A man has been ordered to pay £215,000 after being found to have illegally stored 1,000 tones of waste at a site in Ayrshire.
The Scottish Environmental Protection Agency (SEPA) was called to the site on Moorpark Road East, Stevenston, after being contacted by a concerned resident.
William Boyd was found to be storing around 1,000 tones of waste, majorly exceeding the maximum 200-tonne limit, at the site located next to a public park with housing just 20 metres away.
The 61-year-old had previously pled guilty at Kilmarnock Sheriff Court to environmental breaches committed between 2016 and 2019.
SEPA estimated the volume of waste on site in January 2019 to be around 1,000 tonnes, which majorly exceeds the maximum 200-tonne limit.
The agency sent officials to the sight regularly to provide Boyd with guidance and advice on what was needed to make Boyd’s business compliant.
Boyd, who traded from the site as Boyd Brothers Skip Hire, was found not to have complied with the terms of his Waste Management Licence (WML) by depositing and keeping waste exceeding the maximum amount of waste that he could store at the site.
The waste was stored in large unsegregated piles for periods exceeding the maximum duration permitted by his WML and without regard for the environmental impact this could have.
A notice of partial suspension of the WML was served in November 2016 and Boyd was advised to not accept new waste.
However, SEPA officials found that Boyd was still receiving and storing waste after carrying out more visits to the site.
Boyd also failed to make quarterly written returns to SEPA regarding waste types, quantities received, treated, and sent off-site.
As a result, Boyd was served with a confiscation order last January instructing him to pay £215,000 under proceeds of crime legislation.
Speaking after the sentencing, Iain Batho, who leads on wildlife and environmental crime for the Crown Office and Procurator Fiscal Service (COPFS), said: “Waste Management Licences and the conditions set out in them are intended to minimise the risk of environmental pollution, prevent harm to human health and serious impact on the local area.
“By refusing to make the site fit for purpose, William Boyd showed a disregard for the environment and caused significant anxiety to local residents.
“He will now pay a substantial financial penalty for his crimes.

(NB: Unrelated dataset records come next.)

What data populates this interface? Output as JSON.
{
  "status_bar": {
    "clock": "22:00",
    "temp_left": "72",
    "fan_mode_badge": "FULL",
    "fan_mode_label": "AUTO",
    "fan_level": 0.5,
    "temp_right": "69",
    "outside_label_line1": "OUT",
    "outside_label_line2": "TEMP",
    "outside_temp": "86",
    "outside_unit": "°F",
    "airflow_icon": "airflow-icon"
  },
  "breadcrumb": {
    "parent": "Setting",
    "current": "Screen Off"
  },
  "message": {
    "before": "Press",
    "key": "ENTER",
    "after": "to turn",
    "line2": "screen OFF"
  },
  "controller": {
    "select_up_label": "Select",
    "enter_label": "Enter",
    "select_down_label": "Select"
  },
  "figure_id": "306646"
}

“The Crown Office & Procurator Fiscal Service take a rigorous approach to environmental crime and are committed to taking effective and appropriate prosecutorial action.”
Calum McGregor, unit manager of SEPA’s environmental crime team, said: “SEPA officers will always try to work with businesses to resolve issues first and we are clear that operators who work with us will find a helpful and supportive agency.

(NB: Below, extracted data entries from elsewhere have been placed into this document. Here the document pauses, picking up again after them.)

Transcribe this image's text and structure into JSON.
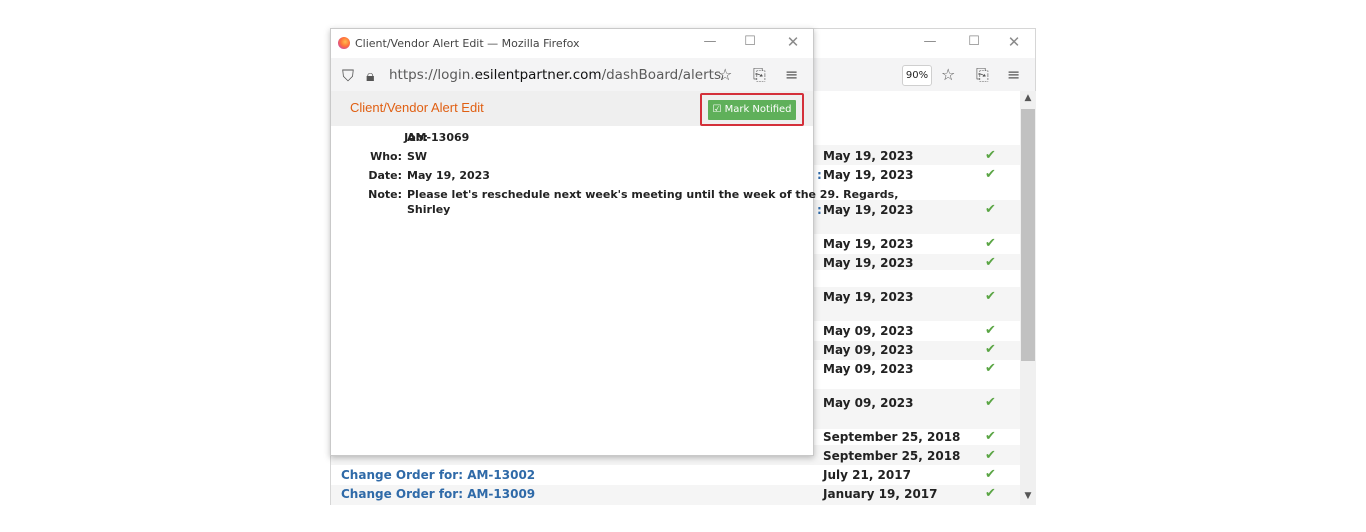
{
  "popup": {
    "window_title": "Client/Vendor Alert Edit — Mozilla Firefox",
    "url_prefix": "https://login.",
    "url_domain": "esilentpartner.com",
    "url_path": "/dashBoard/alerts/clientAlert",
    "heading": "Client/Vendor Alert Edit",
    "mark_button_label": "☑ Mark Notified",
    "fields": {
      "job_label": "Job:",
      "job_value": "AM-13069",
      "who_label": "Who:",
      "who_value": "SW",
      "date_label": "Date:",
      "date_value": "May 19, 2023",
      "note_label": "Note:",
      "note_line1": "Please let's reschedule next week's meeting until the week of the 29. Regards,",
      "note_line2": "Shirley"
    }
  },
  "background": {
    "zoom": "90%",
    "rows": [
      {
        "date": "May 19, 2023"
      },
      {
        "date": "May 19, 2023",
        "colon": ":"
      },
      {
        "date": "May 19, 2023",
        "colon": ":"
      },
      {
        "date": "May 19, 2023"
      },
      {
        "date": "May 19, 2023"
      },
      {
        "date": "May 19, 2023"
      },
      {
        "date": "May 09, 2023"
      },
      {
        "date": "May 09, 2023"
      },
      {
        "date": "May 09, 2023"
      },
      {
        "date": "May 09, 2023"
      },
      {
        "date": "September 25, 2018"
      },
      {
        "date": "September 25, 2018"
      },
      {
        "date": "July 21, 2017",
        "link": "Change Order for: AM-13002"
      },
      {
        "date": "January 19, 2017",
        "link": "Change Order for: AM-13009"
      }
    ],
    "check_glyph": "✔"
  },
  "icons": {
    "shield": "shield-icon",
    "lock": "lock-icon",
    "star": "star-icon",
    "extensions": "extensions-icon",
    "menu": "menu-icon"
  },
  "colors": {
    "accent": "#e05f12",
    "button": "#5fb05a",
    "highlight": "#d4303a",
    "link": "#2f6aa8",
    "check": "#5aa544"
  }
}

“However, those who deliberately do the wrong thing will get the uncompromising regulator their behaviour deserves.
“By contravening the conditions of his waste management licence, Mr Boyd was able to avoid expenses incurred by other businesses operating within the law.

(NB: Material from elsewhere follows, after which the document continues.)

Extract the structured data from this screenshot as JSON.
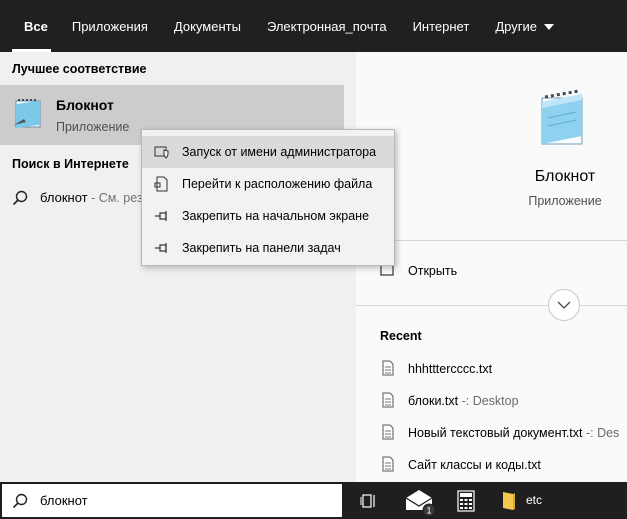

“Also, by knowingly permitting the deposit of waste on site without the authority of a waste management licence he diverted waste away from legitimate waste businesses undermining the regulatory regime.
“This is unacceptable and we hope that the conviction and the sizeable POCA Confiscation Order sends a strong message to those operating within the waste sector that SEPA will take appropriate enforcement action against those who persist with such unlawful business practices – and there are significant consequences to doing so.”